This is a building in the Downtown Eastside of Vancouver where intravenous drug users can go and inject drugs in a safe/clean environment and be referred to drug treatment programs. Use of intravenous drugs (heroine,morphine, etc.) on the property is legal.
Since InSite's creation, HIV/AIDS infection rates have dropped dramatically in Vancouver, this is likely due to the fact that the organization supplies not only a safe place to inject drugs, but also sterile needles for use outside the facility.
There have been more than 600 drug overdoses there since it's start up in 2006 but no deaths as the facility has an army of medical personnel.
Through frequent visits drug users are pushed towards all sorts of programs for rehabilitation.
Is it right?
Are we just enabling addicts, removing the horror stories of living on the streets of Vancouver and giving them a warm place to use their drugs? They say you have to hit rock bottom before you can get clean, is that possible when going to InSite?
$1.8 million was spent on this program last year. But is it right to pick who dies? Food banks are still understocked, are we saving drug addicts rather than the starving working man?
Or is it so hard to get some of these users off drugs it is better for us to give them an opportunity to live with the disease that is drug use.
And yes, drug addiction is a disease. Being that prolonged use of heroine alters brain chemistry it can be classified as a disease. But they bring it upon themselves don't they?

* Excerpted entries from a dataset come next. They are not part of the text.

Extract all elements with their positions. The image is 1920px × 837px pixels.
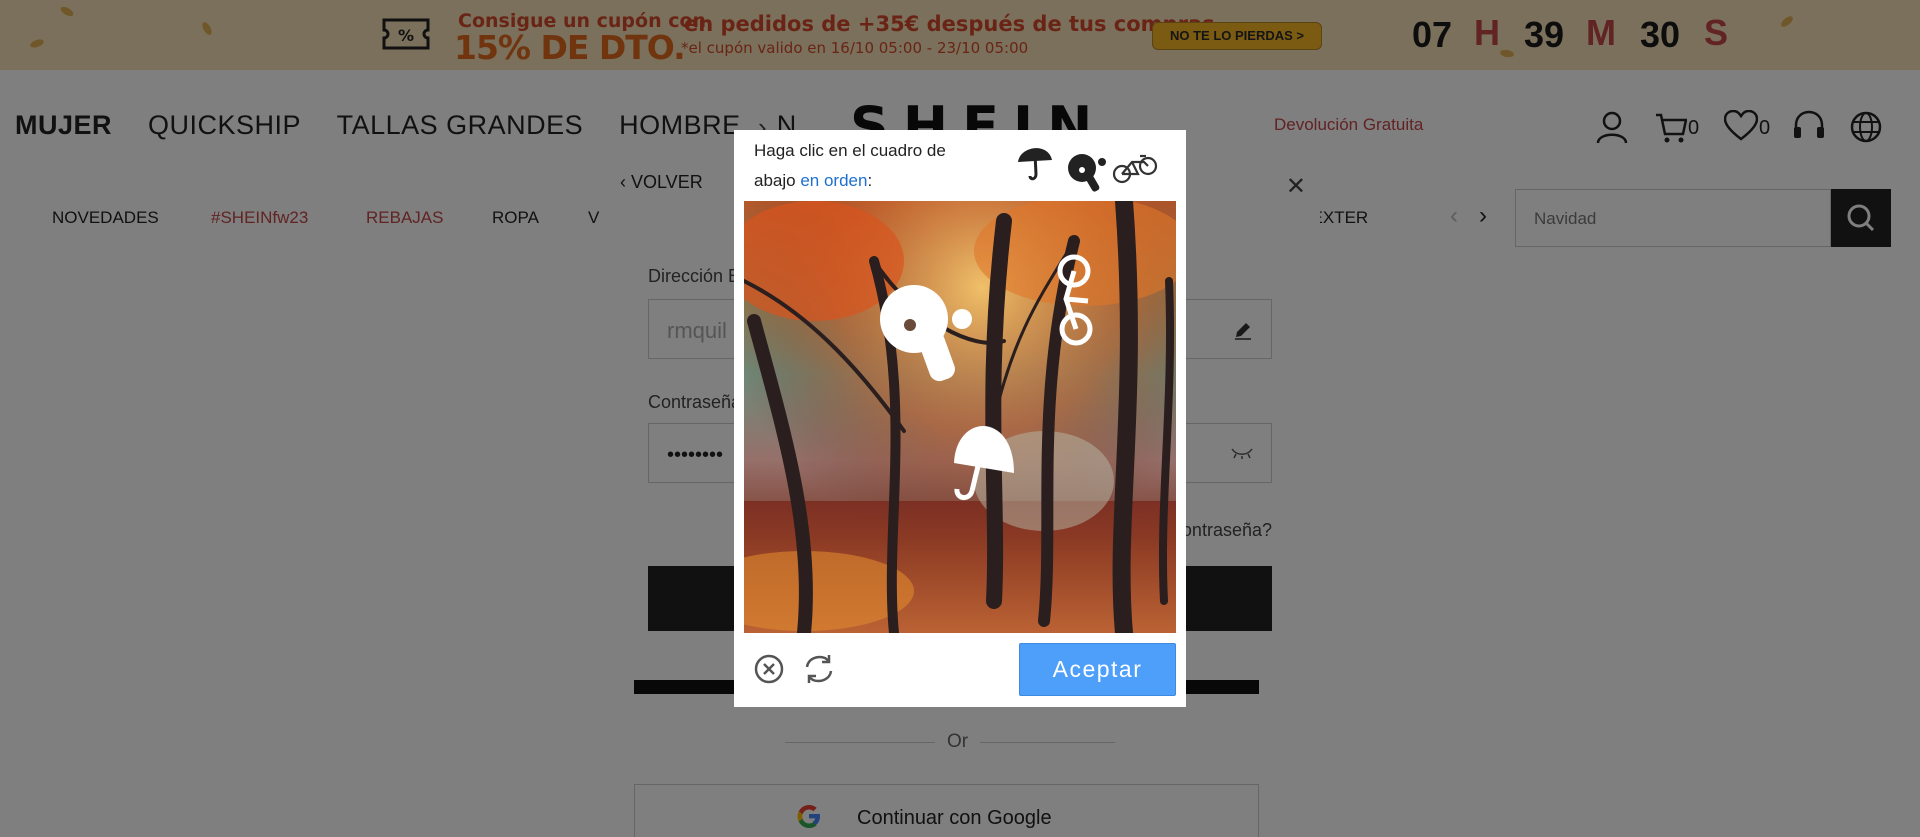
ping-pong-paddle-icon <box>1068 154 1106 192</box>
captcha-refresh-icon[interactable] <box>802 652 836 686</box>
captcha-image[interactable] <box>744 201 1176 633</box>
captcha-prompt: Haga clic en el cuadro de abajo en orden… <box>754 136 974 196</box>
captcha-dialog: Haga clic en el cuadro de abajo en orden… <box>734 130 1186 707</box>
autumn-forest-painting <box>744 201 1176 633</box>
captcha-order-link: en orden <box>800 171 868 190</box>
captcha-prompt-text: Haga clic en el cuadro de <box>754 141 946 160</box>
captcha-target-icons <box>1018 148 1158 192</box>
captcha-close-icon[interactable] <box>754 654 784 684</box>
captcha-prompt-colon: : <box>867 171 873 190</box>
umbrella-icon <box>1018 148 1052 181</box>
captcha-prompt-text-2: abajo <box>754 171 796 190</box>
bicycle-icon <box>1112 154 1158 184</box>
captcha-accept-button[interactable]: Aceptar <box>1019 643 1176 696</box>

Alright this has gogten really off topic, and I am using my 1 extra life on this topic to attempt to ressurect it
Drug use is illegal. Is it right to give drug users a place where they can use, even if you think you are giving yourself an opportunity to get them into rehabilitation programs?
Is it really making a dent? Won't the just take those free sterile needles out onto the streets and share them which defeats the purpose?